[-] [email protected] 6 points 1 week ago

I'm sure this could be negated with flowy clothing that contains adversarial patterns. At least for a while.

[-] [email protected] 3 points 3 weeks ago

This whole thing says more about the quality of candidates than the system, though. The fact that I can say “he’s demented” and you don’t know who I’m referring to shows that the political establishment has its collective head up its ass.

Yeah. Like they should be enjoying retirement at this age, not running a bloody country.

[-] [email protected] 9 points 3 weeks ago

Convicted felons can't vote, but they can run for office.

[-] [email protected] 1 points 1 month ago

Aha! See, my first thought was that maybe it had something to do with pickpockets being present!

[-] [email protected] 1 points 1 month ago

Aye! Flodhäst in Swedish, and カバ (河馬, 河 river, 馬 horse) in Japanese.

[-] [email protected] 4 points 1 month ago* (last edited 1 month ago)

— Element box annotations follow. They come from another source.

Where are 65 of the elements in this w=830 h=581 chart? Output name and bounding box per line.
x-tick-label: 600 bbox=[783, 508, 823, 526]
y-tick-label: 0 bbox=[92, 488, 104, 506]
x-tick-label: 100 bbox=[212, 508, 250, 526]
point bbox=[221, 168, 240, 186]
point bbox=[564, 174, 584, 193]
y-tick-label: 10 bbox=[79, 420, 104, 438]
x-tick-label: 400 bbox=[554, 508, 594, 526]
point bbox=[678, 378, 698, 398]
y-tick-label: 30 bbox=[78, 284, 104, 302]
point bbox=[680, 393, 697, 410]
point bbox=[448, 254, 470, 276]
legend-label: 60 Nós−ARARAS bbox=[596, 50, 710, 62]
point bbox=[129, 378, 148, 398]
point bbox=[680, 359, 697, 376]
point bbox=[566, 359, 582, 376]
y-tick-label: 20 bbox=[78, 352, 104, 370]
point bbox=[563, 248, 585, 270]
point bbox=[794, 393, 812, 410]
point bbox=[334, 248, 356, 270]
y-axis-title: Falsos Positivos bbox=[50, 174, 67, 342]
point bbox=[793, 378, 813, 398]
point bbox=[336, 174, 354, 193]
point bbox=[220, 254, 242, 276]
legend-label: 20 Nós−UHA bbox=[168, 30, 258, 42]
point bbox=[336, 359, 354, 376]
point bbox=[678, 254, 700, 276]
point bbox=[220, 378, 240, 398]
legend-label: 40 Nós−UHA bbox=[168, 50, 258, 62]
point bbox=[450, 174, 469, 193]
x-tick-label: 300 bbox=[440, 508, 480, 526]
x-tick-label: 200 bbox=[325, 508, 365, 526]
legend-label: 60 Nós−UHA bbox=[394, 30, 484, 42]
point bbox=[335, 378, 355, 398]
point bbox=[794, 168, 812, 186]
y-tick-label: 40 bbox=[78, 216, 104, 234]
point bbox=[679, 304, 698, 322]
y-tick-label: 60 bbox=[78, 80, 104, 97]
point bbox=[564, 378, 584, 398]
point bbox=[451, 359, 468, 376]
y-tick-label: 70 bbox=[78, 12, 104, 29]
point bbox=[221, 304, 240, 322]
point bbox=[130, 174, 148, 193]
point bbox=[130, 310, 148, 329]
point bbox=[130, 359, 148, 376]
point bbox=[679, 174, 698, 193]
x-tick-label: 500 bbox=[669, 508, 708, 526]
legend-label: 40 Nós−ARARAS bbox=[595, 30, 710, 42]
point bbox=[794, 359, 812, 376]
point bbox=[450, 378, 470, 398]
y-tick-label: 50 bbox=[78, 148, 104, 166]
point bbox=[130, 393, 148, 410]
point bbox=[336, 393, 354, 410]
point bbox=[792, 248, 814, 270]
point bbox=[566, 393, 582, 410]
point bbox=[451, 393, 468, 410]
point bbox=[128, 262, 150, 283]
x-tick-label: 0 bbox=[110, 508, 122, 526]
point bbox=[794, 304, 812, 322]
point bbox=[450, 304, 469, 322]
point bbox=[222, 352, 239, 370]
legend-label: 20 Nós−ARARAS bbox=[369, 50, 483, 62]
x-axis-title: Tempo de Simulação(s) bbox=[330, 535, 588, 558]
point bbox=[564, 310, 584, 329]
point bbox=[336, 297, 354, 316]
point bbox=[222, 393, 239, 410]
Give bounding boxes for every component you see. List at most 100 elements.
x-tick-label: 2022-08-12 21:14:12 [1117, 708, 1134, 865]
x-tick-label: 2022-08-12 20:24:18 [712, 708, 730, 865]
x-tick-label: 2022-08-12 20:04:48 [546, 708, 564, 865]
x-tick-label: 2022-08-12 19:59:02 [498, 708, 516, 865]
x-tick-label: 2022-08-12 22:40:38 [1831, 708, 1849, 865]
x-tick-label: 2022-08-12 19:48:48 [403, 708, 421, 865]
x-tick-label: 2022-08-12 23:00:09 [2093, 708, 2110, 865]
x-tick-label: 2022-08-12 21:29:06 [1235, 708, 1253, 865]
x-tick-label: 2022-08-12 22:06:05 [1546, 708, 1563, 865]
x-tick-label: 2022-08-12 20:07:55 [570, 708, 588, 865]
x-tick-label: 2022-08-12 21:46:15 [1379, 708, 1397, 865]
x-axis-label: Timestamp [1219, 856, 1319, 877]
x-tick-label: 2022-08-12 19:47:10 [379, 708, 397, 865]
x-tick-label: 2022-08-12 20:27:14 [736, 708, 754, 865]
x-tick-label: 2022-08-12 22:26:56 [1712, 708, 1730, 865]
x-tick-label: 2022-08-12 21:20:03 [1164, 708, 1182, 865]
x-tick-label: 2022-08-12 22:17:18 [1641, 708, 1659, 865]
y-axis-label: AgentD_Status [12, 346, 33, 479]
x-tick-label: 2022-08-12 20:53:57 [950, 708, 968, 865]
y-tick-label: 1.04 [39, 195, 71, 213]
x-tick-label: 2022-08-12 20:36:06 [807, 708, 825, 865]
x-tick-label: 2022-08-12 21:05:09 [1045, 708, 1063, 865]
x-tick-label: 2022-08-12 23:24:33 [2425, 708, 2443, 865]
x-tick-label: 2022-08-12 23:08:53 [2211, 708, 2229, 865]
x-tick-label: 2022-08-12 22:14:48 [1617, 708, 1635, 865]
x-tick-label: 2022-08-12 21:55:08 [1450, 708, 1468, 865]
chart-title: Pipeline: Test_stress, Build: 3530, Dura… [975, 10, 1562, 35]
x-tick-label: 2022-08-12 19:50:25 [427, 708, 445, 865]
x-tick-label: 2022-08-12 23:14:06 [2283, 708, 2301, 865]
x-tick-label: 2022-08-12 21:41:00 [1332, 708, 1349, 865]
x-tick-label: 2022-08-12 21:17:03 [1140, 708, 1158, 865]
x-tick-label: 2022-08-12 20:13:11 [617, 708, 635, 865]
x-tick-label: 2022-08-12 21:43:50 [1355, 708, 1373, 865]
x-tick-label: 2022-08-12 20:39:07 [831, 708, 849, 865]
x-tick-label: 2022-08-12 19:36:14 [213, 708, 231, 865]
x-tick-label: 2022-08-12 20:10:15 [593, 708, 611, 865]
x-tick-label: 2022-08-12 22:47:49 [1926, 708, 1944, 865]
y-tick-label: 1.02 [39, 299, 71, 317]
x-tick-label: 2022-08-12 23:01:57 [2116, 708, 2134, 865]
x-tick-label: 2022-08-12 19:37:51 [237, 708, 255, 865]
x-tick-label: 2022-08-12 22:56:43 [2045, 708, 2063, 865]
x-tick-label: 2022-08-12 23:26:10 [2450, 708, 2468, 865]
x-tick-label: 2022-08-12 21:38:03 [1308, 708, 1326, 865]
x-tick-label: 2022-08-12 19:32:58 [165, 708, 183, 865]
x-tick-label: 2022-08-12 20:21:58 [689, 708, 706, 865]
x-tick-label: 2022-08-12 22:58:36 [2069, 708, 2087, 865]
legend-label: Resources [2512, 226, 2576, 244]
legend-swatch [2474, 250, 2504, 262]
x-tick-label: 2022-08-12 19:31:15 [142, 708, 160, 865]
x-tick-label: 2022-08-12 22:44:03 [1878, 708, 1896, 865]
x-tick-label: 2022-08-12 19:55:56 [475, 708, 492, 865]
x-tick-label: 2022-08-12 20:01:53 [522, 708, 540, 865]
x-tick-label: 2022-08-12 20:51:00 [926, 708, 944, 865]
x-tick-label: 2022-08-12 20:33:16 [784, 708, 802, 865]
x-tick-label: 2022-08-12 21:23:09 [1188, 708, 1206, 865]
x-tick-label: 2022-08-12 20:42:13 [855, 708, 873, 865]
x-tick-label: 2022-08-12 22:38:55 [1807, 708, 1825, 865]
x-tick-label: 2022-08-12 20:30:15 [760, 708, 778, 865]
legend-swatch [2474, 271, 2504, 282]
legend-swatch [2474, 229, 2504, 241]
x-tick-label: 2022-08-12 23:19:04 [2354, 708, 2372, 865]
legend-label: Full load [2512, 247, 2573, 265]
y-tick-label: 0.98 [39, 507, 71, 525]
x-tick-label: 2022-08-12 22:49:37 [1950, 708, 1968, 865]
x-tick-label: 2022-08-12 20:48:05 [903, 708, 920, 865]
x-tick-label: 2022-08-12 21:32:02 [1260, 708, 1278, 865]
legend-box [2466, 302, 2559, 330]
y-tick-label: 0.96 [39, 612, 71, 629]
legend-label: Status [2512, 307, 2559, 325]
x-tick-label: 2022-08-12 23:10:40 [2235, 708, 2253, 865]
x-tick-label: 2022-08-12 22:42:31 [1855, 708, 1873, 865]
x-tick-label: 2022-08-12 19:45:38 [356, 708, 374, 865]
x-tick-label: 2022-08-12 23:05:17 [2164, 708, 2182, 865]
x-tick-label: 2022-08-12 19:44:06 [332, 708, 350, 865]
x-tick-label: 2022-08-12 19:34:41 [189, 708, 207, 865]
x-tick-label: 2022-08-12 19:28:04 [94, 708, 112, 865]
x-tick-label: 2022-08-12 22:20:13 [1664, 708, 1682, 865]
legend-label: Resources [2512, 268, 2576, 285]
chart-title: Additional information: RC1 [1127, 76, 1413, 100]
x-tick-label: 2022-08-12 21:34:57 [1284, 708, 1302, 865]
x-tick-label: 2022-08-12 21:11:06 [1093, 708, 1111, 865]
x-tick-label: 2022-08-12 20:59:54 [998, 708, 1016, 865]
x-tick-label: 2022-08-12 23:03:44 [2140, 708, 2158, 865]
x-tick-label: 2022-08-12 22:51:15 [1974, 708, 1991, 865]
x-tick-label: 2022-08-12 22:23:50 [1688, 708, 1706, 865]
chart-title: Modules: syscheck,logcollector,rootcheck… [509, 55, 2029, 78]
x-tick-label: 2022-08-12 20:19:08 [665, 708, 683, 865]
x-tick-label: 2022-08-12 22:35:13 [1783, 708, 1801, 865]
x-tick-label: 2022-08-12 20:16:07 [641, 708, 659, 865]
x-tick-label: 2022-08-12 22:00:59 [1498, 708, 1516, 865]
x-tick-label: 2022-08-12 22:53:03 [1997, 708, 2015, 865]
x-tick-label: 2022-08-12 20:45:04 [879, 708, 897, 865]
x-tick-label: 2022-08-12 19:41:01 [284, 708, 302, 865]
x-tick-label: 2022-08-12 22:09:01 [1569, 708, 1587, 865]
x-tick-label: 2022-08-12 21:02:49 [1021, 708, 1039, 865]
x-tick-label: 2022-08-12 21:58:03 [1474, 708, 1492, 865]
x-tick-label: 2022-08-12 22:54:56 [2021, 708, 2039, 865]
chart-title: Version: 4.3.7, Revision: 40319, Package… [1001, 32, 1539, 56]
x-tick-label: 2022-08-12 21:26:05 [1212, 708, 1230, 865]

Thank you for sharing! I had not heard of this before. I particularly enjoyed this bit

Farang khi nok (Thai: ฝรั่งขี้นก, lit. 'bird-droppings Farang'), also used in Lao, is slang commonly used as an insult to a person of white race, equivalent to white trash, as khi means feces and nok means bird, referring to the white color of bird-droppings

That's so colourful. I love it.

It also made me think of the fictional race in Star Trek, the Ferengi. At least according to Wikipedia that is precisely the origin of their name!

[-] [email protected] 2 points 1 month ago

Is tori ever used like plaza, like the Swedish word "torg?" The way I read tori in my head makes it sound almost homophonous with torg, hence why I ask.

[-] [email protected] 2 points 1 month ago

蚤の市

Yep! nomi no ichi. Nomi (蚤) means flea, and ichi (市) means market, no (の) is a possessive particle making it "flea's market" or "market of flea"

[-] [email protected] 1 points 1 month ago

This is true, I don't know which word came first. I'd wager a guess that 蚤の市 predates フリーマーケット, but it's really just a stab in the dark on the basis that English loanwords feel more modern, and it feels unlikely that a calque would be created after a loanword has been widely adopted.

[-] [email protected] 2 points 1 month ago* (last edited 1 month ago)

I started talking to a dude from Brazil a couple of months ago, and was blown away just by how different Brazilian Portuguese is from Portuguese, even just phonetically. I should've probably mentioned that I really only speak English, Swedish, and Japanese, so any other examples are ones that I've dug up in lexicons and the like, so there may be terms that are direct translations but not actually used colloquially.

I can totally see different words being used between Brazilian Portuguese and Portugal-Portuguese.

[-] [email protected] 60 points 1 month ago* (last edited 1 month ago)

What I think is interesting about the word flea market is that it's a calque in pretty much all languages.

The Swedish word is "loppis", which is a cutesy colloquial term for "loppmarknad." Loppa, meaning flea, and marknad meaning market.
Flohmarkt in German also means lit. "flea market."
Marche aux puces is French, where "puce" means flea, I think this might be the origin of the term.
Japanese has the casual term フリマ (fleama), short for フリーマーケット, which is just the English term "flea market", there's also the term 蚤の市, just meaning "market of fleas."

I believe Portuguese calls it a "thieves' market", but Spanish, Italian, Russian, Turkish, Dutch, and Mandarin all use their own native words for "flea market"; mercado de pulgas, mercato delle pulci, Блошиный рынок, Bit Pazarı, Vlooienmarkt, 跳蚤市场.

For all of the concepts and such that are identical across cultures, few things have universal names. Typically they enter the language as loanwords as well (e.g. karaoke, from Japanese '空オケ', hollow orchestra), so the term "flea market" stands out to me. I'm sure there are lots of other similar things I'm not aware of though.


Edit: It's worth mentioning that other than Swedish (native), English, and Japanese, I don't speak any of the other languages. I've asked a Russian-American friend about the Russian term, and a friend in Taiwan about the Mandarin term. Otherwise I've checked dictionaries and the like. Don't take my word as fact, I'm not a linguist. It was just a pattern I found interesting, because the term itself is so particular. Any and all corrections are more than welcome.